The difference is between tradition and modern.
Traditionally you were required to specify the width of each table column. If you specify too much width, expensive storage space is wasted, but if you specify too little width, some data will not fit. Then you would resize the column, and had to change a lot of connected software, fix introduced bugs, which is all very cumbersome.
Modern systems allow for unlimited string storage with dynamic storage allocation, so the incidental large string would be stored just fine without much waste of storage of small data items.
While a lot of programming languages have adopted a data type of 'string' with unlimited size, like C#, javascript, java, etc, a database like Oracle did not.
Now that PostgreSQL supports 'text', a lot of programmers are still used to VARCHAR(N), and reason like: yes, text is the same as VARCHAR, except that with VARCHAR you MAY add a limit N, so VARCHAR is more flexible.
You might as well reason:
why should we bother using the mouthful "VARCHAR WITHOUT N"
, now that we can simplify our life with just "TEXT"
?
In my recent years with Oracle, I have used CHAR(N) or VARCHAR(N) on very few occasions. Because Oracle does (did?) not have an unlimited string type, I used for most string columns VARCHAR(2000), where 2000 was at some time the maximum for VARCHAR, and in all practical purposes not much different from 'infinite'.
Now that I am working with PostgreSQL, I see TEXT as real progress. No more emphasis on the VAR feature of the CHAR type. No more emphasis on let's use VARCHAR without N. Besides, typing TEXT saves 3 keystrokes compared to VARCHAR.

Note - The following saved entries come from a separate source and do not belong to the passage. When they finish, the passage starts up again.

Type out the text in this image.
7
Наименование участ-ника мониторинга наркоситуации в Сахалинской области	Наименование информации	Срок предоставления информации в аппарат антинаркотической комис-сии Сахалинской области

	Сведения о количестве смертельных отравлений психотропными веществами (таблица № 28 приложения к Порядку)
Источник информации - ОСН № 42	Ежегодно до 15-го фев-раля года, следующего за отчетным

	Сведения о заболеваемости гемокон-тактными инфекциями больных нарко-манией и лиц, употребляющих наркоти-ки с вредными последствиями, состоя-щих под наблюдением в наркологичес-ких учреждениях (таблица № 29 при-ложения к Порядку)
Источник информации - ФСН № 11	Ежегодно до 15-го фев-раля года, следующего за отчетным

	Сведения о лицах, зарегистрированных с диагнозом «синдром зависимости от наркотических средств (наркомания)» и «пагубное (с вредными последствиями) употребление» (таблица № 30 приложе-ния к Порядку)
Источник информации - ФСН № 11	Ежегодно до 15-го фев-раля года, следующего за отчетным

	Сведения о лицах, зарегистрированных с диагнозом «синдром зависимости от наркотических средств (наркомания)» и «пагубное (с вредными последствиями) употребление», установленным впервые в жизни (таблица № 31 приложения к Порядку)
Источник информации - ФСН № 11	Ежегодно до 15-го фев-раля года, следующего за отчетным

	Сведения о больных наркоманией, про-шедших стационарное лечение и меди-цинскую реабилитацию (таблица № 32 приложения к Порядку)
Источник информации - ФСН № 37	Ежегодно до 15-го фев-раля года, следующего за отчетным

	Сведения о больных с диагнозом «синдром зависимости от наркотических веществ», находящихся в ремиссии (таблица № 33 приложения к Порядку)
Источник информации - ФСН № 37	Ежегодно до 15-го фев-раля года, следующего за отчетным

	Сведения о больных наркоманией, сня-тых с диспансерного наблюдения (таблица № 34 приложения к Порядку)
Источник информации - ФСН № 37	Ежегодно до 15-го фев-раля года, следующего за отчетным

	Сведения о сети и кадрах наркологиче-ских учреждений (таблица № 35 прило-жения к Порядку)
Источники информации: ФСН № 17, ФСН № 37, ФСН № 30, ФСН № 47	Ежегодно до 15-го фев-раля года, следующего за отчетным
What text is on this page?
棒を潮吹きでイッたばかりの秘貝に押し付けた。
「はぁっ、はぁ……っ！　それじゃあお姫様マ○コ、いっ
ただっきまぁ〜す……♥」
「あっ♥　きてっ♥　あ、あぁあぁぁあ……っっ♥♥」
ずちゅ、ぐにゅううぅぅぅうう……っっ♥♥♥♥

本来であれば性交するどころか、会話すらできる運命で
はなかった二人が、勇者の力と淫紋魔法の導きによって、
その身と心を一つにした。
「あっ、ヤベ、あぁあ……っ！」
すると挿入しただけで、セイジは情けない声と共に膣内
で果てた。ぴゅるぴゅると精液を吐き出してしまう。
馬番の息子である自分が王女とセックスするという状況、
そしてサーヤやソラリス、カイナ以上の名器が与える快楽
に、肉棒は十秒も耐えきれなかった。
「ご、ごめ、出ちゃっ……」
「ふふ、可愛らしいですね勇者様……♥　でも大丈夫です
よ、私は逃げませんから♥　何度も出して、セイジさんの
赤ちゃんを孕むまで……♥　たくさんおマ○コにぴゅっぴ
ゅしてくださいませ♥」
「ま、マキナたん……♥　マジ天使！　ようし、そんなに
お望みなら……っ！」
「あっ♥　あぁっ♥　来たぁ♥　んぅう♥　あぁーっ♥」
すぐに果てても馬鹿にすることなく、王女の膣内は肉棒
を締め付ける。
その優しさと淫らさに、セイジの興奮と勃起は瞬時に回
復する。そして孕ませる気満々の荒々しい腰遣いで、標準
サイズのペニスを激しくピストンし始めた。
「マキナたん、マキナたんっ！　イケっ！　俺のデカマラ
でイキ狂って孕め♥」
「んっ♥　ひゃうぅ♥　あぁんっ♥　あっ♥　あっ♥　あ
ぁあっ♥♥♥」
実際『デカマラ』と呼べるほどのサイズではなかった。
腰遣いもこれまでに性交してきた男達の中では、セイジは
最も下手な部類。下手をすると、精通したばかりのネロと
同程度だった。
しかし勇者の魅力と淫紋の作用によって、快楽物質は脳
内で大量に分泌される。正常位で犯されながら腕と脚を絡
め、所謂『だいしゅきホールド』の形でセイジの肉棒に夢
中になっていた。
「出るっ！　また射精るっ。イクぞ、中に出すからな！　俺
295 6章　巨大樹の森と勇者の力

Younger colleagues would now grow up without even knowing that in the old days there were no unlimited strings. Just like that in most projects they don't have to know about assembly programming.
Update: Azure type String
Apparently, the modern system of Azure SQL has a generic text type named String, like PostgreSQL type Text, but with an unconfigurable limit of just 500 characters. In Azure, type String seems more commonly used than Varchar(N) which has a limit of 4000. Is this progress?